How rude. And why in hell would I have a set of Microsoft API manuals
around anyway?
They're the Unicode versions of the File APIs.
And these aren't what the native tools, like Explorer, use, even though
those tools seem to support localization, to judge by the proliferation
of Windows versions in other languages?
cmd.exe doesn't support them properly (it does for some builtins, but
it has its own path length limitations that are separate from the OS
ones)
Even wackier.
because Microsoft frankly doesn't give a damn about cmd.exe.

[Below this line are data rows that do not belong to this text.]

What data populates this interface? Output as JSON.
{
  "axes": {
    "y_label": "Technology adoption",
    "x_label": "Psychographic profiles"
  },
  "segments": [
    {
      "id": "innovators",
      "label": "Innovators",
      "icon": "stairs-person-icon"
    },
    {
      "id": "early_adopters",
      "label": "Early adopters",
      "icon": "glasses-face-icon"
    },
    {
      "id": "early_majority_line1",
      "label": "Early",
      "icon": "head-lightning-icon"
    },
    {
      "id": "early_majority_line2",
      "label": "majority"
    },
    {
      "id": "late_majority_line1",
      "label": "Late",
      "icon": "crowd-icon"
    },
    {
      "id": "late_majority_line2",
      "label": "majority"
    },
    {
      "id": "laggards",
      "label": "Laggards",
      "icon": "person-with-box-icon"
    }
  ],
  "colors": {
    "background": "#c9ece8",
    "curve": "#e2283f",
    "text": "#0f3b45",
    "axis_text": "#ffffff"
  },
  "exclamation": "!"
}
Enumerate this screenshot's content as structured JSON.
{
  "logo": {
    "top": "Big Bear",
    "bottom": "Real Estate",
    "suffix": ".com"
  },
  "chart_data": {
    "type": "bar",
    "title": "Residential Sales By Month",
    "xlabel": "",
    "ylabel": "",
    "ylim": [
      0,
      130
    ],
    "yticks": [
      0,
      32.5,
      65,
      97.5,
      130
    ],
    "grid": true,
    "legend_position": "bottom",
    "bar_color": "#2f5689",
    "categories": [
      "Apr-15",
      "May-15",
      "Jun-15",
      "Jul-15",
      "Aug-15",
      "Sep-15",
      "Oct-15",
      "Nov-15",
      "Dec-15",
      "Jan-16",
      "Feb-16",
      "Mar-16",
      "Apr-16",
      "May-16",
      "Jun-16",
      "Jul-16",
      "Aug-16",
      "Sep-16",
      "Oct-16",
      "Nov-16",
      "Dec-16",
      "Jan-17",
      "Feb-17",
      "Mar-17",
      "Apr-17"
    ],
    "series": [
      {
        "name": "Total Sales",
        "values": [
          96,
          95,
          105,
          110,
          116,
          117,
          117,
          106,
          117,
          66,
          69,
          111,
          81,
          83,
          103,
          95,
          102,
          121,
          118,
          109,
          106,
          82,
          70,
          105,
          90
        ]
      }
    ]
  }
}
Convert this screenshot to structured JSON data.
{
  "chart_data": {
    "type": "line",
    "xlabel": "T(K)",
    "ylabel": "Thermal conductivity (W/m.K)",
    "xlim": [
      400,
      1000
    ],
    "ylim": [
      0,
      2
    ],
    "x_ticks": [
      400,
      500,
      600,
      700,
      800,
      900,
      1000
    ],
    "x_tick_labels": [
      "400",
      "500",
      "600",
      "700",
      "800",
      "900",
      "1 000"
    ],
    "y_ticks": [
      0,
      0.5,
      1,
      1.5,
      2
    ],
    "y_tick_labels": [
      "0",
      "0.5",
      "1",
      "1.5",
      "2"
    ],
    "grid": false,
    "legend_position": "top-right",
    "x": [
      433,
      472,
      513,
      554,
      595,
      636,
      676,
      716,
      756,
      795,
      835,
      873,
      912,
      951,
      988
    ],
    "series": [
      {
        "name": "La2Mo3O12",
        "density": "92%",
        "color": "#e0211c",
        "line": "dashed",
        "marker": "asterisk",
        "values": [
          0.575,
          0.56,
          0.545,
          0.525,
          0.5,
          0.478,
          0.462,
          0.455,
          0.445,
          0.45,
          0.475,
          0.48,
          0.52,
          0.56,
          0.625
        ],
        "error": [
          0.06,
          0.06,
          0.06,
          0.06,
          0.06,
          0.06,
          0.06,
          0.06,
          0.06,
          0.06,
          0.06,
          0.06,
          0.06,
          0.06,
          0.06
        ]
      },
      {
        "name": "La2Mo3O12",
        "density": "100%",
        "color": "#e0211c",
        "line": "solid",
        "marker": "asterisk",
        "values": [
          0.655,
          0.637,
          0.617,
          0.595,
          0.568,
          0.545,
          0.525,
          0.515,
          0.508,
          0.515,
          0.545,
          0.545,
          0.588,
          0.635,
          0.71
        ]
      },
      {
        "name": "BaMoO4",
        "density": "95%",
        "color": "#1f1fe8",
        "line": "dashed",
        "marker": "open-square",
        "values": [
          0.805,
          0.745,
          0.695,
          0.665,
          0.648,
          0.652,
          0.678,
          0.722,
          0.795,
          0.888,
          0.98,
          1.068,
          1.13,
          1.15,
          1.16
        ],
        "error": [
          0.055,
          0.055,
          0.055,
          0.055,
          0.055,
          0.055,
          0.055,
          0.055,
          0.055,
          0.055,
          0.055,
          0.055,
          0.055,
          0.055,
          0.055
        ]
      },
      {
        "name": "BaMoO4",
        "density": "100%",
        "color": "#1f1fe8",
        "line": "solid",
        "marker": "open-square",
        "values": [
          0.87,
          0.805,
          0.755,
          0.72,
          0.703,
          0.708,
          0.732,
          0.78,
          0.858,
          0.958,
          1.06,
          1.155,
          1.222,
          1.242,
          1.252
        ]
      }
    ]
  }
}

Even wackier still. It's no wonder they're doing so poorly in the server
space, with that attitude.
But that's rather beside the point, which is that the
short path length limitation was corrected in Windows long ago - I
think with NT 4.0.
Not so a user working with the built-in tools such as Explorer and
cmd.exe would notice.
Did you specify it correctly?
new File("C:\\path\\to\\file.ext"); -- how else? Unless you're now going
to tell me there's some other Java File API, perhaps buried several
packages deep under java.nio?
And of course like any Java string that path is made of Unicode
characters by the time the File class sees it. It would be strange if
File wasn't then punting to the Unicode versions of the Windows file
APIs under the hood.
C:\tmp>java -cp . test
\\?\c:\tmp\longdir123456789012345678901234567890123456789
What the **** is that? Certainly not a pathname in normal Windows syntax
(that would be C:\tmp\longdir...). Isn't that some syntax used for
referencing network volumes or something?
Anyway, that's a lot of ridiculous hoop jumping and it's moot anyway
since Java doesn't use those funny paths. For instance, try creating
C:\Z\150-character-dirname\150-character-filename in the manner I
described and then
new FileInputStream((new
File("C:\Z\150-character-dirname")).listFiles()[0]);
and see how far you get. You can't use Java's own filesystem APIs to get
handles on such files in a manner that will work. So unless the user
hand-enters every such path into the application ...
And of course the user *doesn't* enter every such path into javac,
bringing us back to the trouble you'll get if your package hierarchy
results in long enough path names and anyone tries to build the app on
Windows.
I've never had that problem.
Lucky you.
Junctions are a facility of NTFS, built on top of reparse points.
So?
If you're going to complain about Windows, maybe you should learn how it
works first.
Who says I didn't?
Whereas in Unix and Linux installations, all possible actions are
available in the various GUI file managers?
All actions of a basic nature such as "make symlink here" are, I'd
expect, in a typical GUI file manager, or what good is it?
Actually, it was a conclusion drawn from available evidence. It would
have been an ad hominem if I'd said "Microsoft plays anticompetitive
dirty tricks, therefore you can't trust their stuff to work", but I
didn't; I said "You can't trust their stuff to work and most of it is
shoddily copied from competitors, therefore their creativity must be
being spent on anticompetitive dirty tricks instead of on software
development" instead.
Let's all watch as Zapotec loses the ability
to formulate an actual argument.
Sorry, but that show was canceled due to Zapotec doing something
different instead.
Not anywhere a normal user would find it, such as the right-drag menu in
Explorer.
Not junctions; Explorer dings and says something silly along the lines
of you need permission to do that -- silly because it says it even if
you're logged in as root.
I agree that being able to make links and junctions from Explorer
would be useful for lazy whiners who can't be bothered to learn how
their OS works.
It would also be useful for the general populace of users who prefer to
use preview-providing browsing tools like Explorer instead of typing
everything out longhand at the shell, particularly given how poor a job
the cmd.exe shell does at being a shell.